Integral $\int_0^1\frac{x^9\left(x^4+x^2-x-1-5\ln x\right)}{\left(x^{10}-1\right)\ln x}\mathrm dx$ A friend of mine sent me an integral that she had not been able to crack, and me neither. It comes with a result, but without a proof (I suppose it originated in some math contest). Could you please suggest an approach to prove the result?
$$\int_0^1\frac{x^9\left(x^4+x^2-x-1-5\ln x\right)}{\left(x^{10}-1\right)\ln x}\mathrm dx=\frac12\gamma+\frac{11}5\ln2-\frac54\ln5+\frac12\ln\pi-\frac12\ln\phi,$$
where $\gamma$ is the Euler–Mascheroni constant, and $\phi$ is the golden ratio.

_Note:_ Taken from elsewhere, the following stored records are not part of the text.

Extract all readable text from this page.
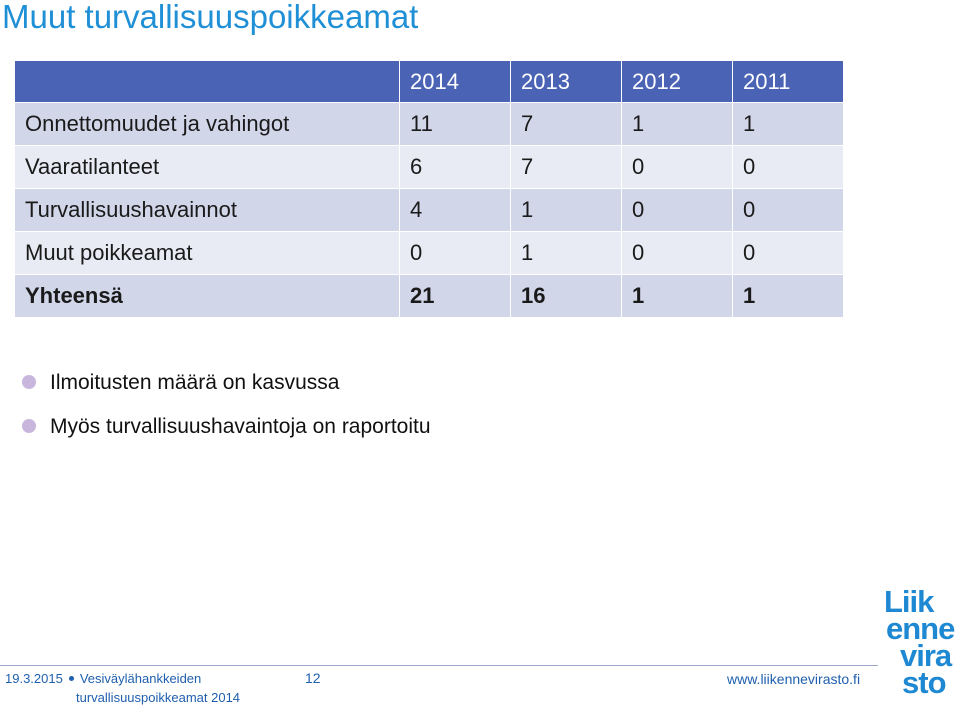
Muut turvallisuuspoikkeamat
	2014	2013	2012	2011
Onnettomuudet ja vahingot	11	7	1	1
Vaaratilanteet	6	7	0	0
Turvallisuushavainnot	4	1	0	0
Muut poikkeamat	0	1	0	0
Yhteensä	21	16	1	1
Ilmoitusten määrä on kasvussa
Myös turvallisuushavaintoja on raportoitu
19.3.2015 Vesiväylähankkeiden
turvallisuuspoikkeamat 2014
12	www.liikennevirasto.fi
Liik
enne
vira
sto
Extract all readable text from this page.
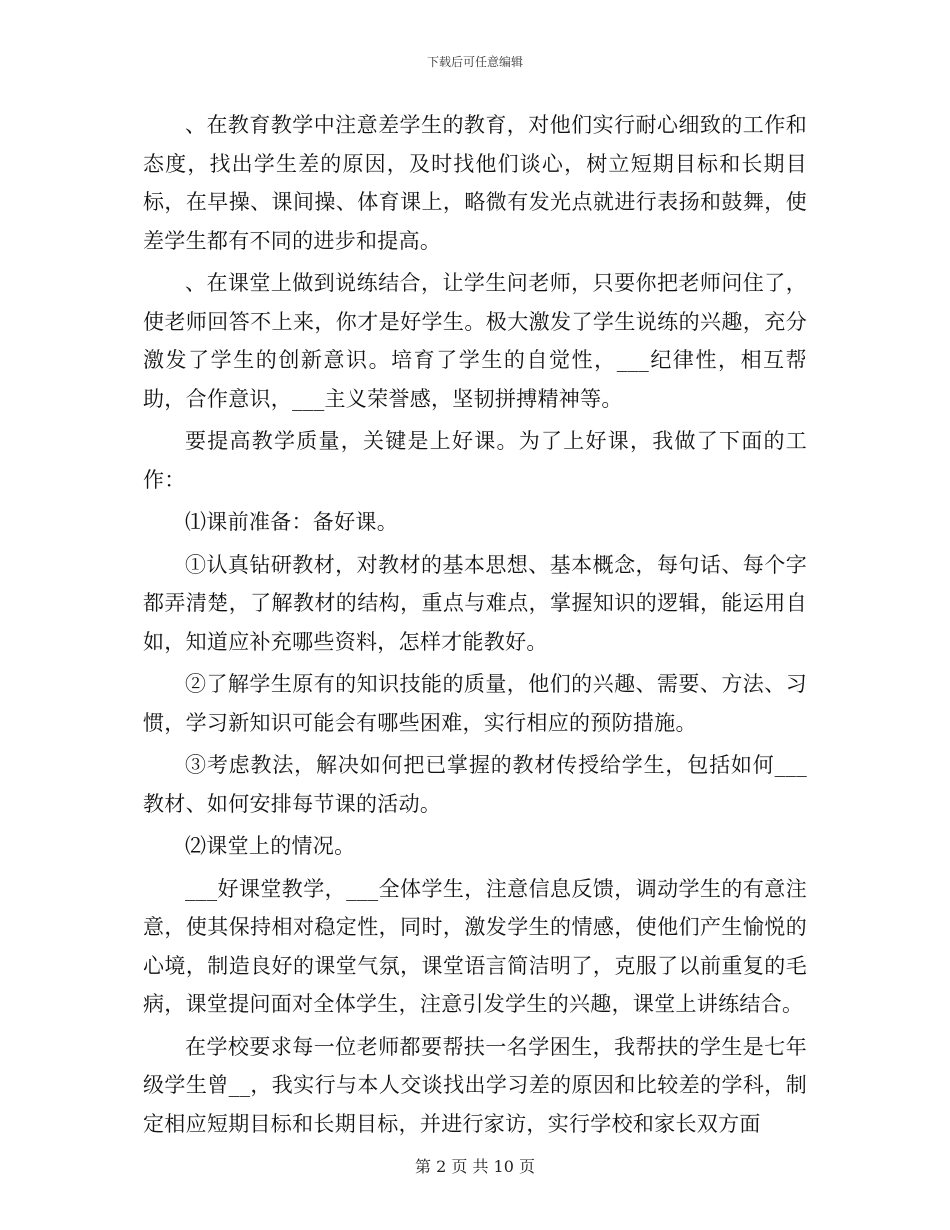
下载后可任意编辑

、在教育教学中注意差学生的教育，对他们实行耐心细致的工作和态度，找出学生差的原因，及时找他们谈心，树立短期目标和长期目标，在早操、课间操、体育课上，略微有发光点就进行表扬和鼓舞，使差学生都有不同的进步和提高。

、在课堂上做到说练结合，让学生问老师，只要你把老师问住了，使老师回答不上来，你才是好学生。极大激发了学生说练的兴趣，充分激发了学生的创新意识。培育了学生的自觉性，___纪律性，相互帮助，合作意识，___主义荣誉感，坚韧拼搏精神等。

要提高教学质量，关键是上好课。为了上好课，我做了下面的工作：

⑴课前准备：备好课。

①认真钻研教材，对教材的基本思想、基本概念，每句话、每个字都弄清楚，了解教材的结构，重点与难点，掌握知识的逻辑，能运用自如，知道应补充哪些资料，怎样才能教好。

②了解学生原有的知识技能的质量，他们的兴趣、需要、方法、习惯，学习新知识可能会有哪些困难，实行相应的预防措施。

③考虑教法，解决如何把已掌握的教材传授给学生，包括如何___教材、如何安排每节课的活动。

⑵课堂上的情况。

___好课堂教学，___全体学生，注意信息反馈，调动学生的有意注意，使其保持相对稳定性，同时，激发学生的情感，使他们产生愉悦的心境，制造良好的课堂气氛，课堂语言简洁明了，克服了以前重复的毛病，课堂提问面对全体学生，注意引发学生的兴趣，课堂上讲练结合。

在学校要求每一位老师都要帮扶一名学困生，我帮扶的学生是七年级学生曾__，我实行与本人交谈找出学习差的原因和比较差的学科，制定相应短期目标和长期目标，并进行家访，实行学校和家长双方面

第 2 页 共 10 页
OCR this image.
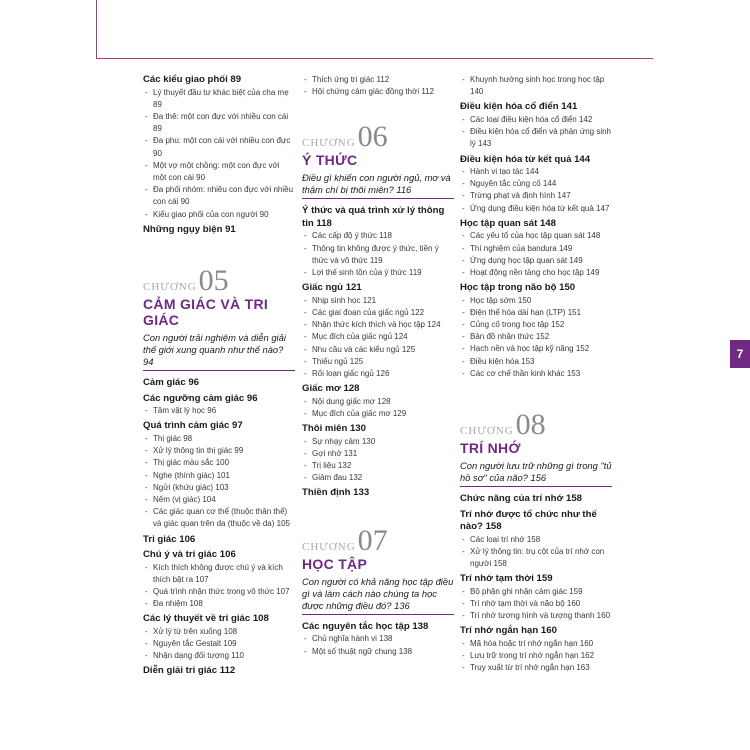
7
Các kiểu giao phối 89
- Lý thuyết đầu tư khác biệt của cha mẹ 89
- Đa thê: một con đực với nhiều con cái 89
- Đa phu: một con cái với nhiều con đực 90
- Một vợ một chồng: một con đực với một con cái 90
- Đa phối nhóm: nhiều con đực với nhiều con cái 90
- Kiểu giao phối của con người 90
Những ngụy biện 91
CHƯƠNG05
CẢM GIÁC VÀ TRI GIÁC
Con người trải nghiệm và diễn giải thế giới xung quanh như thế nào? 94
Cảm giác 96
Các ngưỡng cảm giác 96
- Tâm vật lý học 96
Quá trình cảm giác 97
- Thị giác 98
- Xử lý thông tin thị giác 99
- Thị giác màu sắc 100
- Nghe (thính giác) 101
- Ngửi (khứu giác) 103
- Nếm (vị giác) 104
- Các giác quan cơ thể (thuộc thân thể) và giác quan trên da (thuộc về da) 105
Tri giác 106
Chú ý và tri giác 106
- Kích thích không được chú ý và kích thích bật ra 107
- Quá trình nhận thức trong vô thức 107
- Đa nhiệm 108
Các lý thuyết về tri giác 108
- Xử lý từ trên xuống 108
- Nguyên tắc Gestalt 109
- Nhận dạng đối tượng 110
Diễn giải tri giác 112
- Thích ứng tri giác 112
- Hội chứng cảm giác đồng thời 112
CHƯƠNG06
Ý THỨC
Điều gì khiến con người ngủ, mơ và thậm chí bị thôi miên? 116
Ý thức và quá trình xử lý thông tin 118
- Các cấp độ ý thức 118
- Thông tin không được ý thức, tiền ý thức và vô thức 119
- Lợi thế sinh tồn của ý thức 119
Giấc ngủ 121
- Nhịp sinh học 121
- Các giai đoạn của giấc ngủ 122
- Nhận thức kích thích và học tập 124
- Mục đích của giấc ngủ 124
- Nhu cầu và các kiểu ngủ 125
- Thiếu ngủ 125
- Rối loạn giấc ngủ 126
Giấc mơ 128
- Nội dung giấc mơ 128
- Mục đích của giấc mơ 129
Thôi miên 130
- Sự nhạy cảm 130
- Gợi nhớ 131
- Trị liệu 132
- Giảm đau 132
Thiền định 133
CHƯƠNG07
HỌC TẬP
Con người có khả năng học tập điều gì và làm cách nào chúng ta học được những điều đó? 136
Các nguyên tắc học tập 138
- Chủ nghĩa hành vi 138
- Một số thuật ngữ chung 138
- Khuynh hướng sinh học trong học tập 140
Điều kiện hóa cổ điển 141
- Các loại điều kiện hóa cổ điển 142
- Điều kiện hóa cổ điển và phản ứng sinh lý 143
Điều kiện hóa từ kết quả 144
- Hành vi tạo tác 144
- Nguyên tắc củng cố 144
- Trừng phạt và định hình 147
- Ứng dụng điều kiện hóa từ kết quả 147
Học tập quan sát 148
- Các yếu tố của học tập quan sát 148
- Thí nghiệm của bandura 149
- Ứng dụng học tập quan sát 149
- Hoạt động nền tảng cho học tập 149
Học tập trong não bộ 150
- Học tập sớm 150
- Điện thế hóa dài hạn (LTP) 151
- Củng cố trong học tập 152
- Bản đồ nhận thức 152
- Hạch nền và học tập kỹ năng 152
- Điều kiện hóa 153
- Các cơ chế thần kinh khác 153
CHƯƠNG08
TRÍ NHỚ
Con người lưu trữ những gì trong "tủ hồ sơ" của não? 156
Chức năng của trí nhớ 158
Trí nhớ được tổ chức như thế nào? 158
- Các loại trí nhớ 158
- Xử lý thông tin: trụ cột của trí nhớ con người 158
Trí nhớ tạm thời 159
- Bộ phận ghi nhận cảm giác 159
- Trí nhớ tạm thời và não bộ 160
- Trí nhớ tương hình và tượng thanh 160
Trí nhớ ngắn hạn 160
- Mã hóa hoặc trí nhớ ngắn hạn 160
- Lưu trữ trong trí nhớ ngắn hạn 162
- Truy xuất từ trí nhớ ngắn hạn 163
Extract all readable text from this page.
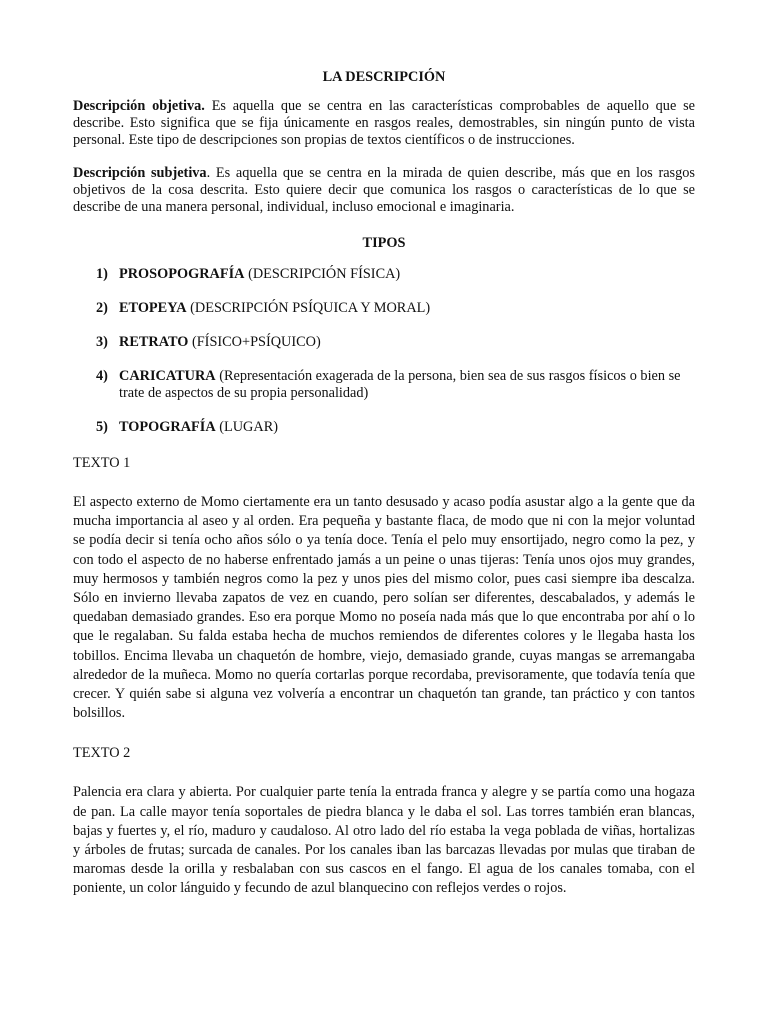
LA DESCRIPCIÓN

Descripción objetiva. Es aquella que se centra en las características comprobables de aquello que se describe. Esto significa que se fija únicamente en rasgos reales, demostrables, sin ningún punto de vista personal. Este tipo de descripciones son propias de textos científicos o de instrucciones.

Descripción subjetiva. Es aquella que se centra en la mirada de quien describe, más que en los rasgos objetivos de la cosa descrita. Esto quiere decir que comunica los rasgos o características de lo que se describe de una manera personal, individual, incluso emocional e imaginaria.

TIPOS
1) PROSOPOGRAFÍA (DESCRIPCIÓN FÍSICA)
2) ETOPEYA (DESCRIPCIÓN PSÍQUICA Y MORAL)
3) RETRATO (FÍSICO+PSÍQUICO)
4) CARICATURA (Representación exagerada de la persona, bien sea de sus rasgos físicos o bien se trate de aspectos de su propia personalidad)
5) TOPOGRAFÍA (LUGAR)
TEXTO 1

El aspecto externo de Momo ciertamente era un tanto desusado y acaso podía asustar algo a la gente que da mucha importancia al aseo y al orden. Era pequeña y bastante flaca, de modo que ni con la mejor voluntad se podía decir si tenía ocho años sólo o ya tenía doce. Tenía el pelo muy ensortijado, negro como la pez, y con todo el aspecto de no haberse enfrentado jamás a un peine o unas tijeras: Tenía unos ojos muy grandes, muy hermosos y también negros como la pez y unos pies del mismo color, pues casi siempre iba descalza. Sólo en invierno llevaba zapatos de vez en cuando, pero solían ser diferentes, descabalados, y además le quedaban demasiado grandes. Eso era porque Momo no poseía nada más que lo que encontraba por ahí o lo que le regalaban. Su falda estaba hecha de muchos remiendos de diferentes colores y le llegaba hasta los tobillos. Encima llevaba un chaquetón de hombre, viejo, demasiado grande, cuyas mangas se arremangaba alrededor de la muñeca. Momo no quería cortarlas porque recordaba, previsoramente, que todavía tenía que crecer. Y quién sabe si alguna vez volvería a encontrar un chaquetón tan grande, tan práctico y con tantos bolsillos.

TEXTO 2

Palencia era clara y abierta. Por cualquier parte tenía la entrada franca y alegre y se partía como una hogaza de pan. La calle mayor tenía soportales de piedra blanca y le daba el sol. Las torres también eran blancas, bajas y fuertes y, el río, maduro y caudaloso. Al otro lado del río estaba la vega poblada de viñas, hortalizas y árboles de frutas; surcada de canales. Por los canales iban las barcazas llevadas por mulas que tiraban de maromas desde la orilla y resbalaban con sus cascos en el fango. El agua de los canales tomaba, con el poniente, un color lánguido y fecundo de azul blanquecino con reflejos verdes o rojos.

 A: Let's denote the integral in question as
$$I=\int_0^1\frac{x^9\left(x^4+x^2-x-1-5\ln x\right)}{\left(x^{10}-1\right)\ln x}dx.\tag1$$
Changing the variable $x=y^{1/10}$ and renaming $y$ back to $x$ we get
$$I=\int_0^1\frac{x^{2/5}+x^{1/5}-x^{1/10}-1-\ln\sqrt x}{(x-1)\ln x}dx.\tag2$$
Some elementary transformations show that
$$I=\mathcal{J}(2/5)+\mathcal{J}(1/5)-\mathcal{J}(1/10),\tag3$$
where we introduced notation
$$\mathcal{J}(q)=\int_0^1\frac{x^q-1-q\,\ln x}{(x-1)\ln x}dx.\tag4$$
The integral $\mathcal{J}(q)$ can be evaluated as follows:
$$\begin{align}\mathcal{J}(q)=\int_0^1\int_0^q\frac{x^p-1}{x-1}dp\,dx=\int_0^q\underbrace{\int_0^1\frac{x^p-1}{x-1}dx}_{\text{DLMF 5.9.16}}\,dp\\=\int_0^q H_p\,dp=q\cdot\gamma+\ln\Gamma(q+1),\end{align}\tag5$$
where $H_p$ are harmonic numbers: $H_p$$\,=\,$$\gamma$$\,+\,$$\psi_0$$(p+1)$, and $\psi_0$ is the digamma function: $\psi_0(x)=\frac{d}{dx}\ln\,$$\Gamma$$(x)$. Let me mention that the formula DLMF 5.9.16 becomes particularly obvious for positive integer $p$, when $H_p=\sum_{n=1}^pn^{-1}$.
Pluging $(5)$ back into $(3)$, we get
$$I=\frac12\gamma+\ln\frac45+\ln\frac{\Gamma\left(\frac15\right)\Gamma\left(\frac25\right)}{\Gamma\left(\frac1{10}\right)}.\tag6$$
From the formula $(74)$ on this MathWorld page we know that
$$\frac{\Gamma\left(\frac15\right)\Gamma\left(\frac25\right)}{\Gamma\left(\frac1{10}\right)}=\frac{\sqrt[5]2\,\sqrt\pi}{\sqrt[4]5\,\sqrt\phi}.\tag7$$
(see the paper Raimundas Vidūnas, Expressions for values of the gamma function for a proof).
Making use of this formula, we get the final result
$$I=\frac12\gamma+\frac{11}5\ln2-\frac54\ln5+\frac12\ln\pi-\frac12\ln\phi.\tag8$$